PMGT5872 · People and Communications
Multiple Intelligences & Emotional Intelligence
Week 5 develops self-awareness as the foundation of project leadership: multiple intelligences, the four components of emotional intelligence (self-awareness, self-management, social awareness, relationship management), and the Johari Window as a tool for growing self-knowledge through feedback and self-disclosure. This chapter is the theoretical spine of the reflective tasks, where you are asked to demonstrate self-awareness about your own communication and impact on others.
What this chapter covers
- 01Self-awareness: seeing yourself objectively and understanding your impact on others
- 02Self-regulation and self-motivation as emotional-intelligence competencies
- 03Social awareness and relational awareness: empathy, organisational awareness, building relationships
- 04The four EQ components: self-awareness, self-management, social awareness, relationship management
- 05Self-concept, self-esteem and self-disclosure
- 06The Johari Window: open, hidden, blind and unknown quadrants
- 07How feedback shrinks the blind spot and self-disclosure shrinks the hidden area
- 08Relationship-management competencies: influence, developing others, conflict management, teamwork
Applied: using the Johari Window to run a tricky first meeting
- +2(a) Feedback shrinks the Blind Spot — what others see in you but you do not see in yourself. Inviting the former-senior members to share how your leadership is landing surfaces blind spots (for example coming across as tentative or over-assertive) so you can adjust.

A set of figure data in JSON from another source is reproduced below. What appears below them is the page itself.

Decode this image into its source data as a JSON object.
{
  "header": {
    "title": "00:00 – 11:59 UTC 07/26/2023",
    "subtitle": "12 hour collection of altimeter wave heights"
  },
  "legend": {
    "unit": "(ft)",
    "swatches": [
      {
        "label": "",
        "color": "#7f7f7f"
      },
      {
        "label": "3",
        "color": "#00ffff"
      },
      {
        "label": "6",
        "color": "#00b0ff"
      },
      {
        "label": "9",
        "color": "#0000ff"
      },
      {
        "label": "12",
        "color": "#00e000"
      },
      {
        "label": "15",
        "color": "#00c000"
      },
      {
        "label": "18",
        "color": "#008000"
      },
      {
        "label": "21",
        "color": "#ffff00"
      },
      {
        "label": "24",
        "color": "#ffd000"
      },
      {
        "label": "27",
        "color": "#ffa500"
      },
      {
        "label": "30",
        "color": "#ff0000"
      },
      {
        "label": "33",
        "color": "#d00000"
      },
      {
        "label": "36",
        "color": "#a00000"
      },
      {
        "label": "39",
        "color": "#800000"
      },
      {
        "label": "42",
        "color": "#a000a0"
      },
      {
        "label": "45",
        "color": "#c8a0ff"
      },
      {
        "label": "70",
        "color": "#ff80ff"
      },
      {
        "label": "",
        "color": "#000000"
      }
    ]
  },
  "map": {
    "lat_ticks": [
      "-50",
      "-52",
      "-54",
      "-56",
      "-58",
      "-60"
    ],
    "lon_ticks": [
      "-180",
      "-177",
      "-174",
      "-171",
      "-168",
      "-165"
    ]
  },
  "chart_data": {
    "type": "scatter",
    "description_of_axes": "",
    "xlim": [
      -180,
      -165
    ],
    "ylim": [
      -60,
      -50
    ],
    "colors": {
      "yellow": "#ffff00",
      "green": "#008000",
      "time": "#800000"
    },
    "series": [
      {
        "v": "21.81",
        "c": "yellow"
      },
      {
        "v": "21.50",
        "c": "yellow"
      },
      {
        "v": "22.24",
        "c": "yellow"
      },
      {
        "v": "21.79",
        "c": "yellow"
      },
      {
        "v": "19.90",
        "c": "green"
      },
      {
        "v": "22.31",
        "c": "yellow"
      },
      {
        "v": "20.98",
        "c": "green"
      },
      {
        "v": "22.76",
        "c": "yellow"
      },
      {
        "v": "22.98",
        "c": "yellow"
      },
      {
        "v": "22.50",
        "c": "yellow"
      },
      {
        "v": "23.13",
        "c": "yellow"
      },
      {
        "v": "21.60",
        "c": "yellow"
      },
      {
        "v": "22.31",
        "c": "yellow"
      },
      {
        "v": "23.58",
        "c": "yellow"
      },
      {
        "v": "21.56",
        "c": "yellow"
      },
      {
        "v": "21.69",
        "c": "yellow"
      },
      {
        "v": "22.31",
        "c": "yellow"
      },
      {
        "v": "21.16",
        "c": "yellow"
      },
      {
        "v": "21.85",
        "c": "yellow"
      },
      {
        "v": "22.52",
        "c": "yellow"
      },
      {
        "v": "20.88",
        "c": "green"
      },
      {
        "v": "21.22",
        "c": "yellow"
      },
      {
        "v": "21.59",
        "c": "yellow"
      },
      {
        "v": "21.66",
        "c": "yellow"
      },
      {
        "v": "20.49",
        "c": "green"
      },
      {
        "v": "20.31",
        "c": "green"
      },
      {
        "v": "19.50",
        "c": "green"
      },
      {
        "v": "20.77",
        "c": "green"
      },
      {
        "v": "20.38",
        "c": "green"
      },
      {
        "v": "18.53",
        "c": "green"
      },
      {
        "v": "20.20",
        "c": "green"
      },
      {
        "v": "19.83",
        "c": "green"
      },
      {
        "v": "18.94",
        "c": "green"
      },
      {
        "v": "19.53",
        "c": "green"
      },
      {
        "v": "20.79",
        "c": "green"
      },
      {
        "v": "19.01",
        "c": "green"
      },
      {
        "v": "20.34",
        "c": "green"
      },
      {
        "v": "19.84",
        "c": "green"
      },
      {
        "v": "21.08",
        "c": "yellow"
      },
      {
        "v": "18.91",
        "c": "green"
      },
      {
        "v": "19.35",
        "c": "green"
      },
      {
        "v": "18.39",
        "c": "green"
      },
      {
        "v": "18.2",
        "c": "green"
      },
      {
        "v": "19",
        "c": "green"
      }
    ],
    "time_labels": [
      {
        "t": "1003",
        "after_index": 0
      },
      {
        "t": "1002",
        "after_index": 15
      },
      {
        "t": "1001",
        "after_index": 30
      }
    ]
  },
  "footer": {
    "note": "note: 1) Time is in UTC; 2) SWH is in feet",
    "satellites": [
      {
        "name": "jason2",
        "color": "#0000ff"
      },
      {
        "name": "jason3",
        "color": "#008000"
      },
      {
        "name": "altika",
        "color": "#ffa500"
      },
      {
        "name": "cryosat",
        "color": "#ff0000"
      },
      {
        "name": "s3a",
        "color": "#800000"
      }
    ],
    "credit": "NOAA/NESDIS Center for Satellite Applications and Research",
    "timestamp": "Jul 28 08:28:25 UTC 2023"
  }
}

- +2(b) Self-disclosure shrinks the Hidden Area — what you know but keep from others. Appropriately naming that you value their experience and want their input moves information into the Open/Public arena, builds trust and defuses the status tension.
- +2(c) The EQ component that holds the meeting together is self-management (self-regulation): controlling your own reaction to any condescension so you respond calmly and rationally rather than defensively, backed by social awareness (empathy for their loss of status).
Key terms
- Emotional intelligence (EQ)
- The capacity to perceive and manage emotions, built from four components: self-awareness, self-management, social awareness and relationship management.
- Self-awareness
- Seeing yourself objectively — understanding your own emotions and how you affect others; the foundation of emotional intelligence and of the reflective tasks.
- Johari Window
- A 2x2 model of self-knowledge by known/unknown to self and to others: Open (public), Hidden (facade), Blind Spot and Unknown areas.
- Blind Spot
- The Johari quadrant known to others but not to yourself; it shrinks when you actively seek and accept feedback.
- Hidden Area
- The Johari quadrant known to yourself but not disclosed to others; it shrinks through appropriate self-disclosure, moving information into the Open arena.
- Self-disclosure
- Appropriately sharing your feelings, intentions or experiences, which builds trust and reduces the Hidden Area of the Johari Window.
Multiple Intelligences & Emotional Intelligence FAQ
What are the four components of emotional intelligence?
Self-awareness (understanding your own emotions and impact), self-management or self-regulation (controlling your emotional reactions and staying rational), social awareness (empathy and reading a room or organisation), and relationship management (using influence, developing others and managing conflict to build and maintain relationships). Project leadership in this unit is framed as applying all four, starting from self-awareness.
How does the Johari Window actually grow self-awareness?
The window has four quadrants defined by what is known or unknown to yourself and to others. Seeking feedback moves information from the Blind Spot (others see it, you don't) into the Open arena; self-disclosure moves information from the Hidden Area (you know it, others don't) into the Open arena. As the Open arena grows, trust and mutual understanding grow, which is the practical goal of the model.
Why is this chapter central to the reflective assessment?
The one-minute video and the 1,000-word reflective summary ask you to demonstrate self-awareness about your own communication and its effect on others. The EQ components give you the vocabulary, and the Johari Window gives you a structure for discussing how feedback and self-disclosure changed your self-knowledge during the unit's group work. Strong reflective writing draws explicitly on these models.
Can AI help me with emotional intelligence and the Johari Window?
Yes. Sia can explain the four EQ components, quiz you on which Johari quadrant a given action affects, and help you structure a reflective paragraph that demonstrates self-awareness. It explains the method and checks your reasoning; it does not write your reflective summary or video for you, and academic-integrity rules apply.
Exam move
Make the Johari Window and the four EQ components second nature, because they are the language of the reflective tasks. Practise mapping actions to quadrant-shifts (feedback shrinks the Blind Spot; self-disclosure shrinks the Hidden Area) until you never confuse them. Keep noting moments in group work where feedback or self-disclosure changed how you saw yourself — that is exactly the raw material the reflective summary rewards. Confirm the reflective-task requirements and dates on Canvas.